Friday, June 18, 2010

The old media are dying. They won't be missed.

Here is a great article about how the old media just don't understand about the web. It makes many very good points.
http://www.bspcn.com/2010/06/11/5-things-old-media-still-doesnt-get-about-the-web/

The initial anecdote in this story just about says it all. The NY Times forced an app that showed NY Times headlines (and directed traffic to the NY Times website) to be pulled from the Apple App store. There are so many things wrong in this sentence, I hardly know where to begin. Who is more clueless here? The NY Times for objecting to an app that drives traffic to its website? Or Apple for pulling such an app and demonstrating once again that they could not care less about their users?

The article goes on to make these five basic points, all of which I completely agree with:
1. People Never Wanted to Pay for the News
2. Paywalls Break the Web and Annoy Your Customers
3. The Web Needs New Solutions, Not Digital Replicas of Print
4. People Pirate Because They Get a Better Experience
5. Filesharing and Piracy Do Not Always Represent Lost Sales

As a simple follow-up to the third point, about doing more than simply providing digital replicas of the print edition, I continue to be amazed that online articles often don't post links relevant to the story being discussed. I mentioned this before in my Ice Cream and Immigration post. In that case, they didn't post a link to the law in question so readers could simply read it for themselves. Amazing.

Now, and in the future, we will get our news from multiple dispersed sources, not centralized sources. It will be critically important to understand the bias that these sources bring to their news stories. It will be important not only to get information but also to evaluate the quality of that information.

This is really something we should have been doing all along (and some of us have). But there are others who still blindly rely on old media. Thankfully, their numbers appear to be decreasing, based on decreasing newspaper circulation number, declining network news ratings, and so forth.

Typical old media outlets insult our intelligence by telling us that they have no bias, even when this is obviously not true. (Remember Dan Rather? Neither does anyone else.) Now that we have alternatives, they are paying the price for this arrogance. Amazingly, in the face of these changes they refuse to see the writing on the wall and make the necessary changes.
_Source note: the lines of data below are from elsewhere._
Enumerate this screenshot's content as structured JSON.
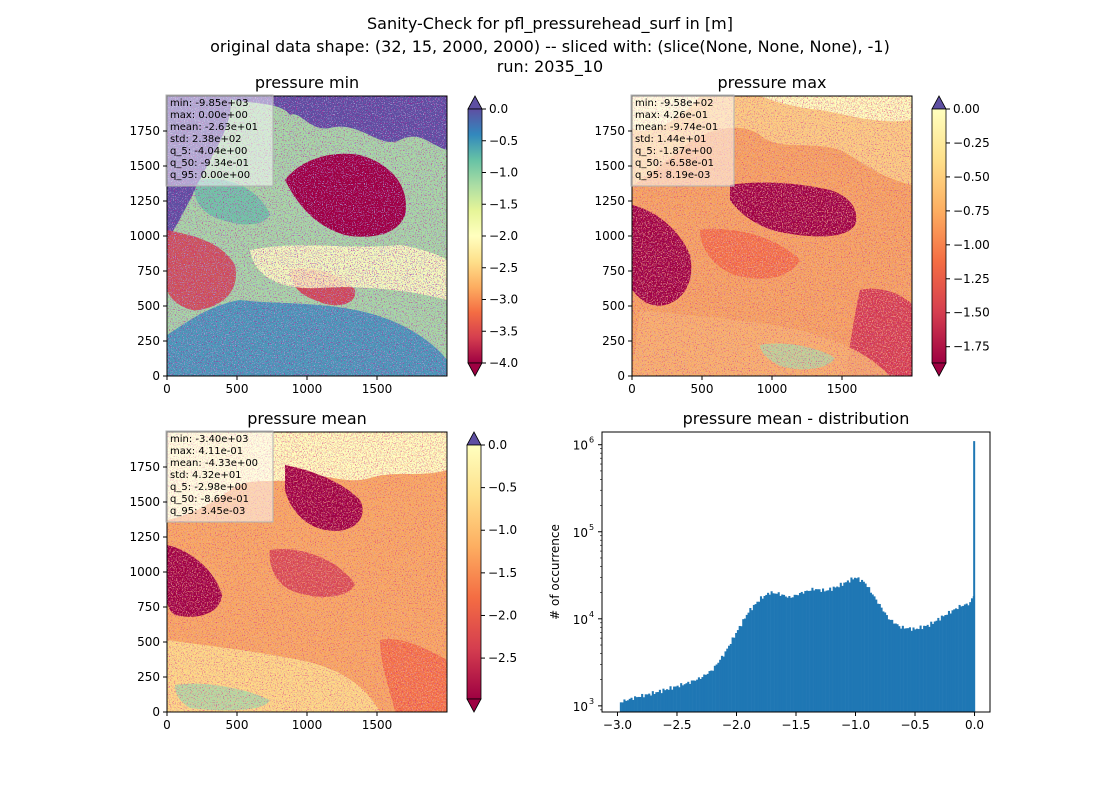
{
  "figure": {
    "suptitle_lines": [
      "Sanity-Check for pfl_pressurehead_surf in [m]",
      "original data shape: (32, 15, 2000, 2000) -- sliced with: (slice(None, None, None), -1)",
      "run: 2035_10"
    ]
  },
  "chart_data": [
    {
      "type": "heatmap",
      "title": "pressure min",
      "colormap": "Spectral",
      "over_color": "#5e4fa2",
      "under_color": "#9e0142",
      "xlim": [
        0,
        2000
      ],
      "ylim": [
        0,
        2000
      ],
      "xticks": [
        0,
        500,
        1000,
        1500
      ],
      "yticks": [
        0,
        250,
        500,
        750,
        1000,
        1250,
        1500,
        1750
      ],
      "colorbar": {
        "vmin": -4.0,
        "vmax": 0.0,
        "ticks": [
          0.0,
          -0.5,
          -1.0,
          -1.5,
          -2.0,
          -2.5,
          -3.0,
          -3.5,
          -4.0
        ],
        "tick_labels": [
          "0.0",
          "−0.5",
          "−1.0",
          "−1.5",
          "−2.0",
          "−2.5",
          "−3.0",
          "−3.5",
          "−4.0"
        ],
        "extend": "both"
      },
      "stats": [
        "min: -9.85e+03",
        "max: 0.00e+00",
        "mean: -2.63e+01",
        "std: 2.38e+02",
        "q_5: -4.04e+00",
        "q_50: -9.34e-01",
        "q_95: 0.00e+00"
      ]
    },
    {
      "type": "heatmap",
      "title": "pressure max",
      "colormap": "Spectral",
      "over_color": "#5e4fa2",
      "under_color": "#9e0142",
      "xlim": [
        0,
        2000
      ],
      "ylim": [
        0,
        2000
      ],
      "xticks": [
        0,
        500,
        1000,
        1500
      ],
      "yticks": [
        0,
        250,
        500,
        750,
        1000,
        1250,
        1500,
        1750
      ],
      "colorbar": {
        "vmin": -1.87,
        "vmax": 0.0,
        "ticks": [
          0.0,
          -0.25,
          -0.5,
          -0.75,
          -1.0,
          -1.25,
          -1.5,
          -1.75
        ],
        "tick_labels": [
          "0.00",
          "−0.25",
          "−0.50",
          "−0.75",
          "−1.00",
          "−1.25",
          "−1.50",
          "−1.75"
        ],
        "extend": "both"
      },
      "stats": [
        "min: -9.58e+02",
        "max: 4.26e-01",
        "mean: -9.74e-01",
        "std: 1.44e+01",
        "q_5: -1.87e+00",
        "q_50: -6.58e-01",
        "q_95: 8.19e-03"
      ]
    },
    {
      "type": "heatmap",
      "title": "pressure mean",
      "colormap": "Spectral",
      "over_color": "#5e4fa2",
      "under_color": "#9e0142",
      "xlim": [
        0,
        2000
      ],
      "ylim": [
        0,
        2000
      ],
      "xticks": [
        0,
        500,
        1000,
        1500
      ],
      "yticks": [
        0,
        250,
        500,
        750,
        1000,
        1250,
        1500,
        1750
      ],
      "colorbar": {
        "vmin": -2.98,
        "vmax": 0.0,
        "ticks": [
          0.0,
          -0.5,
          -1.0,
          -1.5,
          -2.0,
          -2.5
        ],
        "tick_labels": [
          "0.0",
          "−0.5",
          "−1.0",
          "−1.5",
          "−2.0",
          "−2.5"
        ],
        "extend": "both"
      },
      "stats": [
        "min: -3.40e+03",
        "max: 4.11e-01",
        "mean: -4.33e+00",
        "std: 4.32e+01",
        "q_5: -2.98e+00",
        "q_50: -8.69e-01",
        "q_95: 3.45e-03"
      ]
    },
    {
      "type": "bar",
      "title": "pressure mean - distribution",
      "ylabel": "# of occurrence",
      "yscale": "log",
      "color": "#1f77b4",
      "xlim": [
        -3.13,
        0.13
      ],
      "ylim": [
        850,
        1400000
      ],
      "xticks": [
        -3.0,
        -2.5,
        -2.0,
        -1.5,
        -1.0,
        -0.5,
        0.0
      ],
      "xtick_labels": [
        "−3.0",
        "−2.5",
        "−2.0",
        "−1.5",
        "−1.0",
        "−0.5",
        "0.0"
      ],
      "yticks": [
        1000,
        10000,
        100000,
        1000000
      ],
      "ytick_labels": [
        "10",
        "10",
        "10",
        "10"
      ],
      "ytick_exponents": [
        "3",
        "4",
        "5",
        "6"
      ],
      "bin_start": -2.98,
      "bin_width": 0.0149,
      "profile": [
        [
          -2.98,
          1100
        ],
        [
          -2.85,
          1250
        ],
        [
          -2.7,
          1400
        ],
        [
          -2.55,
          1600
        ],
        [
          -2.4,
          1850
        ],
        [
          -2.3,
          2100
        ],
        [
          -2.2,
          2600
        ],
        [
          -2.1,
          4000
        ],
        [
          -2.0,
          7000
        ],
        [
          -1.9,
          12000
        ],
        [
          -1.8,
          17000
        ],
        [
          -1.72,
          20000
        ],
        [
          -1.65,
          19500
        ],
        [
          -1.55,
          17500
        ],
        [
          -1.45,
          20000
        ],
        [
          -1.35,
          22000
        ],
        [
          -1.25,
          21000
        ],
        [
          -1.15,
          23500
        ],
        [
          -1.0,
          30000
        ],
        [
          -0.92,
          26000
        ],
        [
          -0.82,
          16000
        ],
        [
          -0.72,
          10000
        ],
        [
          -0.62,
          8000
        ],
        [
          -0.5,
          7600
        ],
        [
          -0.38,
          8500
        ],
        [
          -0.25,
          11000
        ],
        [
          -0.12,
          14000
        ],
        [
          -0.04,
          15000
        ],
        [
          -0.005,
          19000
        ]
      ],
      "spike": {
        "x": -0.003,
        "value": 1100000
      }
    }
  ]
}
Good riddance.


I would also build on the final main point in the article, that filesharing and piracy do not always result in lost sales. Back in the days of Napster (yes, I was around back then, and I used it!) I downloaded a fair amount of music. I did it to try out new artists. If I found an artist I liked, I bought their album. I bought more music when I used Napster than at any other time of my life, and it was because of Napster.